M. [M] [H] a constitué avocat mais n’a pas fait parvenir de conclusions.
Pour un plus ample exposé des prétentions et des moyens des parties, la cour, conformément à l’article 455 du code de procédure civile, renvoie aux conclusions remises au greffe et au jugement déféré.
MOTIFS DE LA DÉCISION
En application de l’article 954 alinéa 6 du code de procédure civile, la partie qui ne conclut pas est réputée s’approprier les motifs du jugement.
En application de l’article 954 alinéa 2 du code de procédure civile, la cour ne statue que sur les prétentions énoncées au dispositif des conclusions et n’est pas tenue de statuer sur les demandes tendant à ” constater “, ” donner acte “, ” dire et juger ” en ce qu’elles ne sont pas, exception faite des cas prévus par la loi, des prétentions, mais uniquement des moyens, comme c’est le cas en l’espèce.
Sur les dommages et intérêts pour préjudice de jouissance
Selon l’article 1719 du code civil, ‘le bailleur est obligé, par la nature du contrat, et sans qu’il soit besoin d’aucune stipulation particulière :
1° De délivrer au preneur la chose louée et, s’il s’agit de son habitation principale, un logement décent. Lorsque des locaux loués à usage d’habitation sont impropres à cet usage, le bailleur ne peut se prévaloir de la nullité du bail ou de sa résiliation pour demander l’expulsion de l’occupant ;
2° D’entretenir cette chose en état de servir à l’usage pour lequel elle a été louée ;
3° D’en faire jouir paisiblement le preneur pendant la durée du bail (…)’.
L’article 6 de la loi du 6 juillet 1989 dispose que le bailleur est obligé ‘d’assurer au locataire la jouissance paisible du logement et, sans préjudice des dispositions de l’article 1721 du code civil, de le garantir des vices ou défauts de nature à y faire obstacle hormis ceux qui, consignés dans l’état des lieux, auraient fait l’objet de la clause expresse mentionnée au a ci-dessus (…)’.
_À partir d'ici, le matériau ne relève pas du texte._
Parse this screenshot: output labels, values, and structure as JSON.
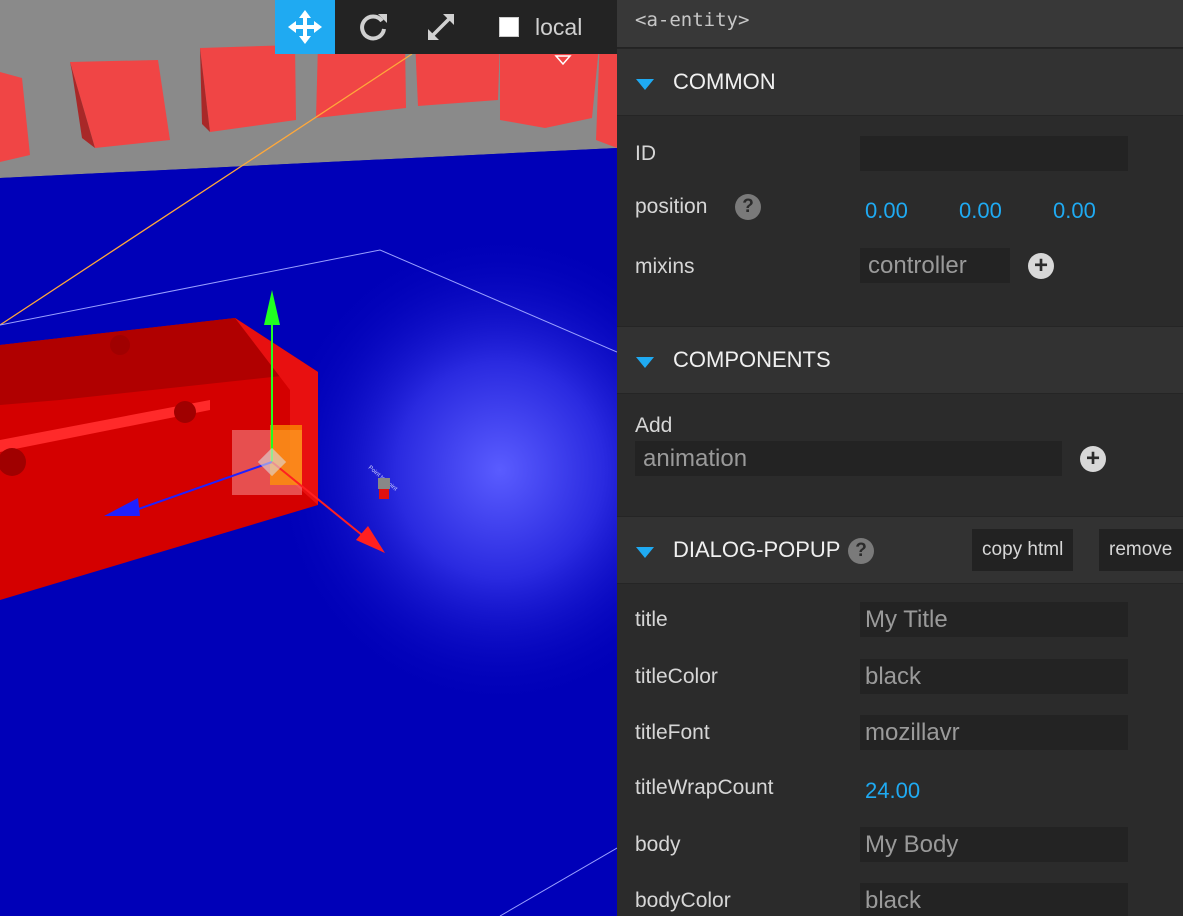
{
  "toolbar": {
    "tools": [
      {
        "name": "translate",
        "icon": "move-arrows-icon",
        "active": true
      },
      {
        "name": "rotate",
        "icon": "rotate-icon",
        "active": false
      },
      {
        "name": "scale",
        "icon": "scale-arrows-icon",
        "active": false
      }
    ],
    "local_label": "local",
    "local_checked": false
  },
  "viewport": {
    "object_label": "Point to Point",
    "colors": {
      "floor": "#0000b8",
      "boxes": "#f04545",
      "gizmo_x": "#ff2020",
      "gizmo_y": "#20ff20",
      "gizmo_z": "#2020ff"
    }
  },
  "inspector": {
    "entity_tag": "<a-entity>",
    "accent": "#1faaf2",
    "common": {
      "title": "COMMON",
      "id_label": "ID",
      "id_value": "",
      "position_label": "position",
      "position": {
        "x": "0.00",
        "y": "0.00",
        "z": "0.00"
      },
      "mixins_label": "mixins",
      "mixins_value": "controller"
    },
    "components": {
      "title": "COMPONENTS",
      "add_label": "Add",
      "add_value": "animation"
    },
    "dialog_popup": {
      "title": "DIALOG-POPUP",
      "copy_html_label": "copy html",
      "remove_label": "remove",
      "props": [
        {
          "label": "title",
          "value": "My Title",
          "kind": "text"
        },
        {
          "label": "titleColor",
          "value": "black",
          "kind": "text"
        },
        {
          "label": "titleFont",
          "value": "mozillavr",
          "kind": "text"
        },
        {
          "label": "titleWrapCount",
          "value": "24.00",
          "kind": "number"
        },
        {
          "label": "body",
          "value": "My Body",
          "kind": "text"
        },
        {
          "label": "bodyColor",
          "value": "black",
          "kind": "text"
        }
      ]
    }
  }
}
En l’espèce, le premier juge a exactement relevé que M. [H] s’est plaint de nuisances sonores dès sa main courante du 6 avril 2015 pour une entrée dans les lieux le 25 février 2015 et en a rapidement informé le bailleur, avant de lui transmettre une pétition signée par 12 autres locataires, tous arrivés dans les lieux avant lui, faisant état de nuisances répétitives (tapages, déplacements de meubles à des heures tardives,…).
Le rapport d’étude acoustique établi par la société Aïda le 16 juin 2016 relève un niveau de bruit ambiant résiduel supérieur aux normes sur les deux points de contrôle et l’existence d’un bruit dit ‘perturbateur’, caractérisé par des coups, qui ne surviennent pas tous les jours, mais parfois plusieurs fois par jour.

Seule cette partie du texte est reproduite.